A common problem of systematic reviews in COPD is poor reporting of clinical and spirometric characteristics of patients enrolled in included trials. It is sometimes difficult to judge whether all patients had COPD, or if some patients had other lung disease such as asthma. Also, there is often no separate reporting for moderate and severe exacerbations, although it would be informative to estimate the effects of inhaled steroids stratified for the severity of exacerbations. COPD is a heterogeneous disease and it is important that future studies provide more information about their patients, including clinical characteristics, lung function data and also information on co-treatments.

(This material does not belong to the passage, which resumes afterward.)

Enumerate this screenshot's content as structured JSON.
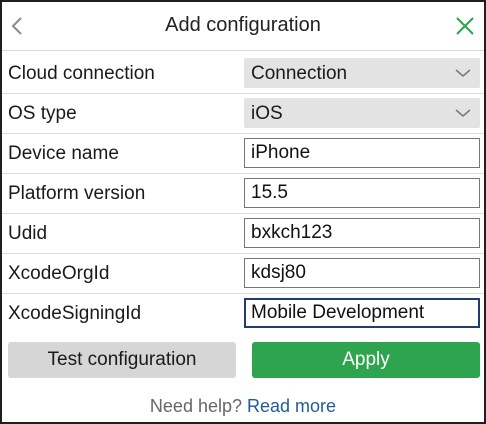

The results of our study may support physicians in selecting inhaled drug treatments for patients with COPD. In general, long-acting beta-agonists or anticholinergics appear to be the treatment of choice to reduce exacerbation rates. Adding an inhaled corticosteroid does not provide additional protection from exacerbations. In patients with low FEV1, combination treatment and long-acting anticholinergics should be favored because they reduce the risk for exacerbations more than single treatment with a long-acting beta-agonist. Our analyses, together with the existing meta-analyses that considered additional outcomes, inform patients and physicians to balance the benefits and downsides of different inhaled drug treatments for COPD.